In a tense session, the first heated incident occurred when Radical caucus leader Ricardo Gil Lavedra argued the treaty would “put the judicial investigation at risk,” lead to Interpol’s Red Notice arrest warrants for the accused Iranian suspects “being lifted” and that these points “put into question the accord’s constitutional validity.” When Timerman asked what “bothered” the deputy, he retorted: “What bothers me is that we negotiate with murderers.” Gil Lavedra also asked the minister about a “U$S5.9 million nuclear reactor material” sale to Iran in 2008, to which Timerman replied: “Sometimes we make mistakes.”

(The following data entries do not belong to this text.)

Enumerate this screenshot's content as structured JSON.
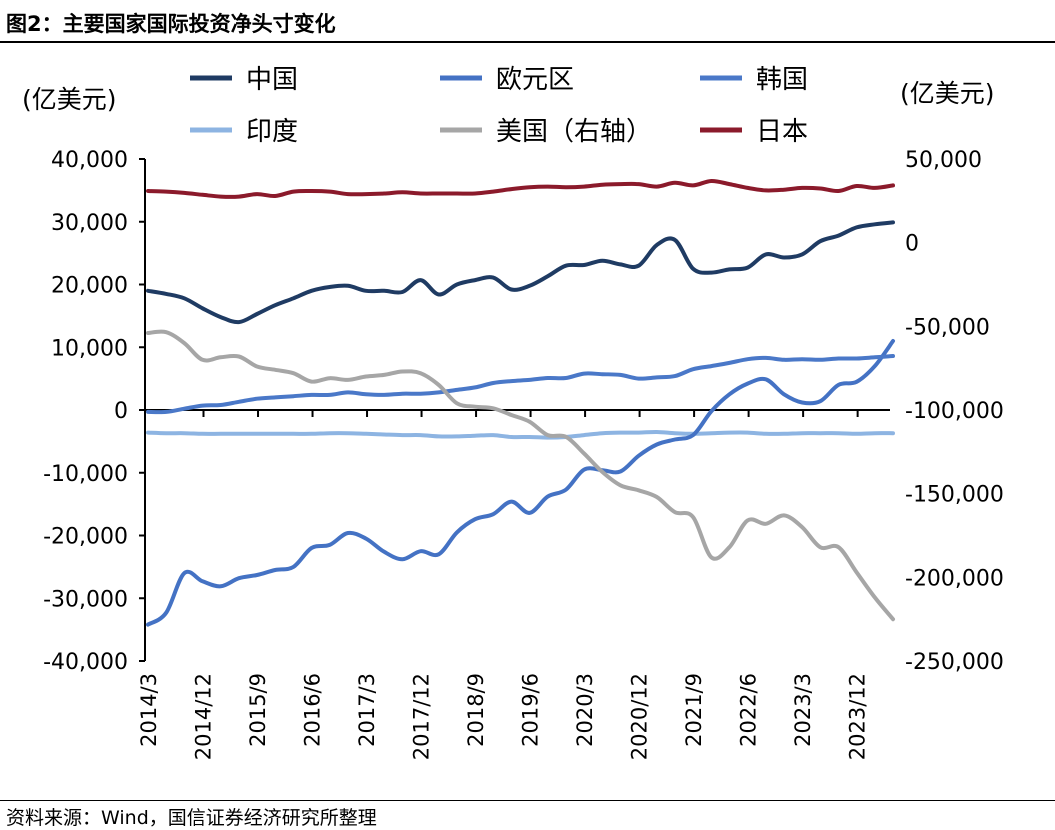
{
  "title": "图2：主要国家国际投资净头寸变化",
  "source": "资料来源：Wind，国信证券经济研究所整理",
  "chart_data": {
    "type": "line",
    "left_unit": "(亿美元)",
    "right_unit": "(亿美元)",
    "x": [
      "2014/3",
      "2014/6",
      "2014/9",
      "2014/12",
      "2015/3",
      "2015/6",
      "2015/9",
      "2015/12",
      "2016/3",
      "2016/6",
      "2016/9",
      "2016/12",
      "2017/3",
      "2017/6",
      "2017/9",
      "2017/12",
      "2018/3",
      "2018/6",
      "2018/9",
      "2018/12",
      "2019/3",
      "2019/6",
      "2019/9",
      "2019/12",
      "2020/3",
      "2020/6",
      "2020/9",
      "2020/12",
      "2021/3",
      "2021/6",
      "2021/9",
      "2021/12",
      "2022/3",
      "2022/6",
      "2022/9",
      "2022/12",
      "2023/3",
      "2023/6",
      "2023/9",
      "2023/12",
      "2024/3",
      "2024/6"
    ],
    "x_tick_labels": [
      "2014/3",
      "2014/12",
      "2015/9",
      "2016/6",
      "2017/3",
      "2017/12",
      "2018/9",
      "2019/6",
      "2020/3",
      "2020/12",
      "2021/9",
      "2022/6",
      "2023/3",
      "2023/12"
    ],
    "left_axis": {
      "ylim": [
        -40000,
        40000
      ],
      "ticks": [
        "40,000",
        "30,000",
        "20,000",
        "10,000",
        "0",
        "-10,000",
        "-20,000",
        "-30,000",
        "-40,000"
      ]
    },
    "right_axis": {
      "ylim": [
        -250000,
        50000
      ],
      "ticks": [
        "50,000",
        "0",
        "-50,000",
        "-100,000",
        "-150,000",
        "-200,000",
        "-250,000"
      ]
    },
    "grid": false,
    "legend_position": "top",
    "series": [
      {
        "name": "中国",
        "axis": "left",
        "color": "#1f3b63",
        "values": [
          19000,
          18500,
          17800,
          16200,
          14800,
          14000,
          15300,
          16700,
          17800,
          19000,
          19600,
          19800,
          19000,
          19000,
          18800,
          20700,
          18400,
          20000,
          20700,
          21100,
          19200,
          19800,
          21300,
          23000,
          23100,
          23800,
          23200,
          23000,
          26300,
          27100,
          22500,
          21900,
          22400,
          22700,
          24800,
          24300,
          24800,
          26900,
          27800,
          29100,
          29600,
          29900
        ]
      },
      {
        "name": "欧元区",
        "axis": "left",
        "color": "#4472c4",
        "values": [
          -34200,
          -32300,
          -26000,
          -27300,
          -28100,
          -26800,
          -26300,
          -25500,
          -25000,
          -22000,
          -21500,
          -19600,
          -20500,
          -22600,
          -23800,
          -22500,
          -23000,
          -19500,
          -17400,
          -16600,
          -14600,
          -16400,
          -13800,
          -12700,
          -9500,
          -9600,
          -9800,
          -7300,
          -5500,
          -4700,
          -4000,
          -200,
          2500,
          4200,
          4900,
          2500,
          1200,
          1400,
          4000,
          4500,
          7000,
          11000
        ]
      },
      {
        "name": "韩国",
        "axis": "left",
        "color": "#4a78c8",
        "values": [
          -300,
          -300,
          200,
          700,
          800,
          1300,
          1800,
          2000,
          2200,
          2400,
          2400,
          2800,
          2500,
          2400,
          2600,
          2600,
          2800,
          3200,
          3600,
          4300,
          4600,
          4800,
          5100,
          5100,
          5800,
          5700,
          5600,
          5000,
          5200,
          5400,
          6500,
          7000,
          7500,
          8100,
          8300,
          8000,
          8100,
          8000,
          8200,
          8200,
          8400,
          8600
        ]
      },
      {
        "name": "印度",
        "axis": "left",
        "color": "#8db4e2",
        "values": [
          -3600,
          -3700,
          -3700,
          -3800,
          -3800,
          -3800,
          -3800,
          -3800,
          -3800,
          -3800,
          -3700,
          -3700,
          -3800,
          -3900,
          -4000,
          -4000,
          -4200,
          -4200,
          -4100,
          -4000,
          -4300,
          -4300,
          -4400,
          -4300,
          -4000,
          -3700,
          -3600,
          -3600,
          -3500,
          -3700,
          -3800,
          -3700,
          -3600,
          -3600,
          -3800,
          -3800,
          -3700,
          -3700,
          -3700,
          -3800,
          -3700,
          -3700
        ]
      },
      {
        "name": "美国（右轴）",
        "axis": "right",
        "color": "#a6a6a6",
        "values": [
          -54000,
          -53500,
          -60000,
          -70000,
          -68500,
          -68000,
          -74000,
          -76000,
          -78000,
          -83000,
          -81000,
          -82000,
          -80000,
          -79000,
          -77000,
          -78000,
          -85000,
          -96000,
          -98000,
          -99000,
          -103000,
          -107000,
          -115000,
          -116000,
          -126000,
          -137000,
          -145000,
          -148000,
          -152000,
          -161000,
          -164000,
          -188000,
          -182000,
          -166000,
          -168000,
          -163000,
          -170000,
          -182000,
          -182000,
          -197000,
          -212000,
          -225000
        ]
      },
      {
        "name": "日本",
        "axis": "left",
        "color": "#8b1a2b",
        "values": [
          34900,
          34800,
          34600,
          34300,
          34000,
          34000,
          34400,
          34100,
          34800,
          34900,
          34800,
          34400,
          34400,
          34500,
          34700,
          34500,
          34500,
          34500,
          34500,
          34800,
          35200,
          35500,
          35600,
          35500,
          35600,
          35900,
          36000,
          36000,
          35600,
          36200,
          35800,
          36500,
          36000,
          35400,
          35000,
          35100,
          35400,
          35300,
          34900,
          35700,
          35400,
          35800
        ]
      }
    ]
  }
}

Broad Progressive Front caucus leader Juan Carlos Zabalza questioned Timerman for saying legislators “fantasize” over alleged “secret clauses” with Iran, while PRO caucus leader Federico Pinedo caused a stir when he asked the foreign minister if it had been an “Iranian imposition to sign the accord on (International) Holocaust (Remembrance) Day.”
“I did not expect such a low blow from you, take back your statement... it is evident none of your people were killed in the Holocaust,” Timerman replied.

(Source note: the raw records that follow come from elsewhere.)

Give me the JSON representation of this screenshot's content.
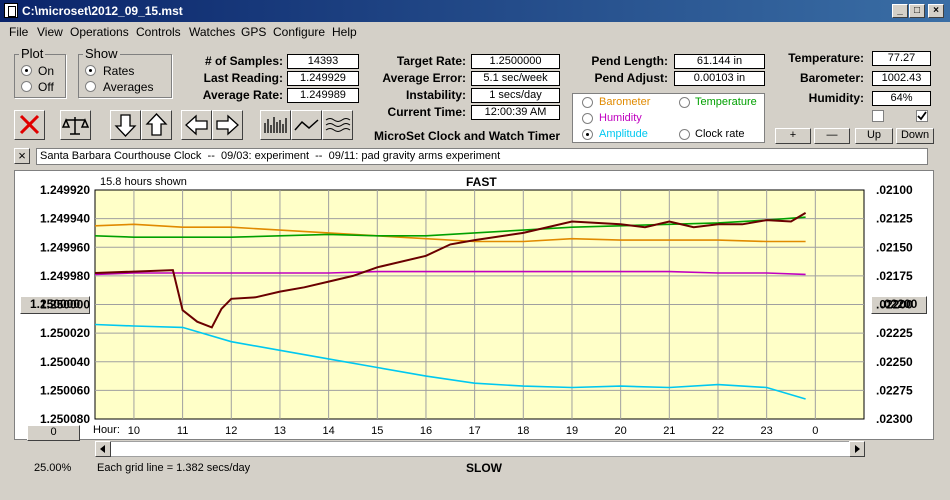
{
  "window": {
    "title": "C:\\microset\\2012_09_15.mst"
  },
  "menu": [
    "File",
    "View",
    "Operations",
    "Controls",
    "Watches",
    "GPS",
    "Configure",
    "Help"
  ],
  "plot_group": {
    "label": "Plot",
    "on": "On",
    "off": "Off",
    "selected": "On"
  },
  "show_group": {
    "label": "Show",
    "rates": "Rates",
    "averages": "Averages",
    "selected": "Rates"
  },
  "stats": {
    "samples_label": "# of Samples:",
    "samples": "14393",
    "last_reading_label": "Last Reading:",
    "last_reading": "1.249929",
    "average_rate_label": "Average Rate:",
    "average_rate": "1.249989",
    "target_rate_label": "Target Rate:",
    "target_rate": "1.2500000",
    "average_error_label": "Average Error:",
    "average_error": "5.1 sec/week",
    "instability_label": "Instability:",
    "instability": "1 secs/day",
    "current_time_label": "Current Time:",
    "current_time": "12:00:39 AM",
    "app_name": "MicroSet Clock and Watch Timer"
  },
  "pendulum": {
    "length_label": "Pend Length:",
    "length": "61.144 in",
    "adjust_label": "Pend Adjust:",
    "adjust": "0.00103 in"
  },
  "env": {
    "temperature_label": "Temperature:",
    "temperature": "77.27",
    "barometer_label": "Barometer:",
    "barometer": "1002.43",
    "humidity_label": "Humidity:",
    "humidity": "64%",
    "buttons": [
      "+",
      "—",
      "Up",
      "Down"
    ]
  },
  "sensors": [
    {
      "label": "Barometer",
      "color": "#e08a00",
      "selected": false
    },
    {
      "label": "Temperature",
      "color": "#00a000",
      "selected": false
    },
    {
      "label": "Humidity",
      "color": "#c000c0",
      "selected": false
    },
    {
      "label": "Amplitude",
      "color": "#00c8f0",
      "selected": true
    },
    {
      "label": "Clock rate",
      "color": "#000000",
      "selected": false
    }
  ],
  "notes": "Santa Barbara Courthouse Clock  --  09/03: experiment  --  09/11: pad gravity arms experiment",
  "chart_header": {
    "hours_shown": "15.8 hours shown",
    "top": "FAST",
    "bottom": "SLOW",
    "grid_note": "Each grid line = 1.382 secs/day",
    "zoom": "25.00%"
  },
  "axis_buttons": {
    "center": "1.250000",
    "right_center": ".02200",
    "x_reset": "0"
  },
  "chart_data": {
    "type": "line",
    "x_label": "Hour:",
    "x_ticks": [
      "10",
      "11",
      "12",
      "13",
      "14",
      "15",
      "16",
      "17",
      "18",
      "19",
      "20",
      "21",
      "22",
      "23",
      "0"
    ],
    "left_ticks": [
      "1.249920",
      "1.249940",
      "1.249960",
      "1.249980",
      "1.250000",
      "1.250020",
      "1.250040",
      "1.250060",
      "1.250080"
    ],
    "right_ticks": [
      ".02100",
      ".02125",
      ".02150",
      ".02175",
      ".02200",
      ".02225",
      ".02250",
      ".02275",
      ".02300"
    ],
    "ylim_left": [
      1.24992,
      1.25008
    ],
    "left_inverted": true,
    "x_range": [
      9.2,
      25.0
    ],
    "series": [
      {
        "color": "#e08a00",
        "x": [
          9.2,
          10,
          11,
          12,
          13,
          14,
          15,
          16,
          17,
          18,
          19,
          20,
          21,
          22,
          23,
          23.8
        ],
        "y": [
          1.249945,
          1.249944,
          1.249946,
          1.249946,
          1.249948,
          1.24995,
          1.249952,
          1.249954,
          1.249956,
          1.249956,
          1.249954,
          1.249955,
          1.249955,
          1.249955,
          1.249956,
          1.249956
        ]
      },
      {
        "color": "#00a000",
        "x": [
          9.2,
          10,
          11,
          12,
          13,
          14,
          15,
          16,
          17,
          18,
          19,
          20,
          21,
          22,
          23,
          23.8
        ],
        "y": [
          1.249952,
          1.249953,
          1.249953,
          1.249953,
          1.249952,
          1.249951,
          1.249952,
          1.249952,
          1.24995,
          1.249948,
          1.249946,
          1.249945,
          1.249944,
          1.249943,
          1.249941,
          1.249939
        ]
      },
      {
        "color": "#c000c0",
        "x": [
          9.2,
          10,
          11,
          12,
          13,
          14,
          15,
          16,
          17,
          18,
          19,
          20,
          21,
          22,
          23,
          23.8
        ],
        "y": [
          1.249979,
          1.249978,
          1.249978,
          1.249978,
          1.249978,
          1.249978,
          1.249977,
          1.249977,
          1.249977,
          1.249977,
          1.249977,
          1.249977,
          1.249977,
          1.249978,
          1.249978,
          1.249979
        ]
      },
      {
        "color": "#00c8f0",
        "x": [
          9.2,
          10,
          11,
          12,
          13,
          14,
          15,
          16,
          17,
          18,
          19,
          20,
          21,
          22,
          23,
          23.8
        ],
        "y": [
          1.250014,
          1.250015,
          1.250016,
          1.250026,
          1.250032,
          1.250038,
          1.250044,
          1.25005,
          1.250055,
          1.250057,
          1.250058,
          1.250057,
          1.250058,
          1.250056,
          1.250058,
          1.250066
        ]
      },
      {
        "color": "#6a0000",
        "x": [
          9.2,
          10,
          10.8,
          11,
          11.3,
          11.6,
          11.8,
          12,
          12.5,
          13,
          13.5,
          14,
          14.5,
          15,
          16,
          16.5,
          17,
          18,
          19,
          20,
          20.5,
          21,
          21.5,
          22,
          22.5,
          23,
          23.5,
          23.8
        ],
        "y": [
          1.249978,
          1.249977,
          1.249976,
          1.250004,
          1.250012,
          1.250016,
          1.250003,
          1.249996,
          1.249995,
          1.249991,
          1.249988,
          1.249984,
          1.24998,
          1.249974,
          1.249966,
          1.249958,
          1.249955,
          1.24995,
          1.249942,
          1.249944,
          1.249946,
          1.249942,
          1.249946,
          1.249944,
          1.249944,
          1.249941,
          1.249942,
          1.249936
        ]
      }
    ]
  }
}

Civic Coalition leader Elisa Carrió asserted: “You have forsaken me, the Jewish people, the Argentine people; I would have resigned before signing this.”
Timerman provided the government’s response to each statement, though further support came with Victory Front majority leader Agustín Rossi claiming “this government set the course for the case first with former president Néstor Kirchner and ratified it with President Cristina Fernández de Kirchner.”
“It is not true that the entire Jewish community is against the accord,” he continued, adding that he had “not heard a single suggestion on what to do” by the opposition, just on “what not to do.”
Next to speak were Jewish community grouping leaders and relatives of the victims, with AMIA head Guillermo Borger saying “only because we seek justice do we reject this agreement,” and assuring that it would be a “step forward into an abyss” due to its “dilatory and ambiguous” nature. Grouping for the Clarification of the Unpunished AMIA Massacre (APEMIA) leader Laura Ginsberg launched the strongest attack on the Kirchnerite administration, which it accused of having covered up the “local connection.”
In another argument, FpV lawmaker Andrés Larroque allegedly called centre-right Deputy Laura Alonso a “tramp.” The comment infuriated Alonso who got up and told Larroque to say the insult again to her face “you coward.”
TIMERMAN ‘HELP’ DENIED
Sources at the Prosecutors’ Office yesterday refuted Timerman’s claim during the Lower House debate that he had provided lead Prosecutor Alberto Nisman with “a crucial piece of evidence in the attack’s investigation” in 2010. “Timerman was surely referring to an article in The New York Times that said it had been proven that four terrorists detained in 2007 accused of having planned an attack in the US had a prolonged relationship with (former Iranian Cultural Attaché in Argentina Moshen) Rabbani,” a suspect in the AMIA case, the source said.